As a cold totally dark night in Santa Fe fell there was no moon and no stars. The temperature was below freezing and there wasn’t the slightest hint of wind. The cold entered deeply though your face, your hands, your very body as you breathed the freezing air. Your bones became the repository of the cold and promised to release it only slowly. No matter if you stood in front of the fire, or poured fire down your throat, you were going to be cold for a long time.
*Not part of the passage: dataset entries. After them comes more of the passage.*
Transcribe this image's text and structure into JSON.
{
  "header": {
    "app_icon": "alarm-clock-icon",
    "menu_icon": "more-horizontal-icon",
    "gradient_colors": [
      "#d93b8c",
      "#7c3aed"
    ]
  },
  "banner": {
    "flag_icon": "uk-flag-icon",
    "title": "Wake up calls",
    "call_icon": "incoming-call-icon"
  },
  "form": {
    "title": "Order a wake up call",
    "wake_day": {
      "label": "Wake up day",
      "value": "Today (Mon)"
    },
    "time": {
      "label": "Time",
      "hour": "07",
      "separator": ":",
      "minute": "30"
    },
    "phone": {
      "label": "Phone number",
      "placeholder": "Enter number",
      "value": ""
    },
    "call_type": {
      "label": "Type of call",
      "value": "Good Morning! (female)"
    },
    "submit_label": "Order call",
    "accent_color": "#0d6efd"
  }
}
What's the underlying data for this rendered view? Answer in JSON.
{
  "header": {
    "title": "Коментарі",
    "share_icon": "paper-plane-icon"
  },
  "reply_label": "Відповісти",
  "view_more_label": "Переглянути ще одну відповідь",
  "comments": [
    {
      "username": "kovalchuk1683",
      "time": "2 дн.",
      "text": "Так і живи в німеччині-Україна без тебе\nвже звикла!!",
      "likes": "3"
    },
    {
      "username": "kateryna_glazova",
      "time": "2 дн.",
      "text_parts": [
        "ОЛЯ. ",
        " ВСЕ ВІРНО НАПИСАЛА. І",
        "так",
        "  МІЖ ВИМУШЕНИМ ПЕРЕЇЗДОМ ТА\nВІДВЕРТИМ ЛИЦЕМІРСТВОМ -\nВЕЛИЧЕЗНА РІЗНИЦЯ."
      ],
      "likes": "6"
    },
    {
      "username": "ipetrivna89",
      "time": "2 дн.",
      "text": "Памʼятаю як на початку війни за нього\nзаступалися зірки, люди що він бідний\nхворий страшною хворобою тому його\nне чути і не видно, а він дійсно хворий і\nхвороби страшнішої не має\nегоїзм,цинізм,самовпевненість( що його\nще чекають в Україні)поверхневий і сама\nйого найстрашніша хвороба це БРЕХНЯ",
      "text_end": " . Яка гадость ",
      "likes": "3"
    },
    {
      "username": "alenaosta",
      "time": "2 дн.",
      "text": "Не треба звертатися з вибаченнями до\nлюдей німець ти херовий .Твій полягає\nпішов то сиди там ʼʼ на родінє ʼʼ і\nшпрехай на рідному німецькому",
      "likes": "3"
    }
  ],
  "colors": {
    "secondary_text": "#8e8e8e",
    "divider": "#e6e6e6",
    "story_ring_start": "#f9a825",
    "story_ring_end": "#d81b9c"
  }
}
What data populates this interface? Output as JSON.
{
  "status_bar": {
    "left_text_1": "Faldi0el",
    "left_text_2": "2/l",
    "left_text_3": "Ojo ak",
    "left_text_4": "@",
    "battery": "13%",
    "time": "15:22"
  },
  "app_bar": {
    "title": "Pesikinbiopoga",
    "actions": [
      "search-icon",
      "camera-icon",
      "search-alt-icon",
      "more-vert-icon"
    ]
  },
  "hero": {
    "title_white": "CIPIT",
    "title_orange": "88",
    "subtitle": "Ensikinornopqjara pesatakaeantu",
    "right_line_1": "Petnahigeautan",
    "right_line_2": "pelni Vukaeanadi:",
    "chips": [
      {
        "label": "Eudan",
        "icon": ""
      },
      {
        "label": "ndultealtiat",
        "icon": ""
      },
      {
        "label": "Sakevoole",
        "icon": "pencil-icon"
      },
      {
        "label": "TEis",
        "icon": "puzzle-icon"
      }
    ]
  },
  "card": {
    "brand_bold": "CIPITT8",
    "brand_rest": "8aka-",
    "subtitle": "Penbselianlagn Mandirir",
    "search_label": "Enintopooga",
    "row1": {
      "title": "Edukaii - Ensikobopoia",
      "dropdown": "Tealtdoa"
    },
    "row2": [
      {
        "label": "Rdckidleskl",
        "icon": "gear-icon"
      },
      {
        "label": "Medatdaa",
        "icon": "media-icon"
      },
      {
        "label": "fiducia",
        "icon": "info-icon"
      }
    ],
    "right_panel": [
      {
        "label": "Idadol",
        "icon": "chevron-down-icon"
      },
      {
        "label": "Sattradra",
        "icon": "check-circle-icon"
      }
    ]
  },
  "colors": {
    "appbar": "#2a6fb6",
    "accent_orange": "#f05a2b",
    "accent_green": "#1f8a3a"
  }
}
As you hurried to your restaurant with its promise of roaring fires and delicious smells the lights began to come on. Slowly at first then gaining in brightness as the darkness softly provided the contrast. What an amazing contradiction. The promise of warmth that you see and feeling the exact opposite with every breath you take. The beauty of the bold shapes, the look of the intense colors as they shaded from light to dark. It was a pointillist painters dream come true. If Georges Seurat were here you know he would brave paint freezing in the tube and hands paralyzed with cold to paint this scene.
The colors were mesmerizing as the muted yellow of sun gave way to orange, then amber, and finally melded into the deep sharp reds of luminous coals buried deep in the bottom of a perfect fire. All presented against a background of inky black that was the night. But then that’s the magic of Santa Fe, and the magic of a perfect night, the cold not withstanding.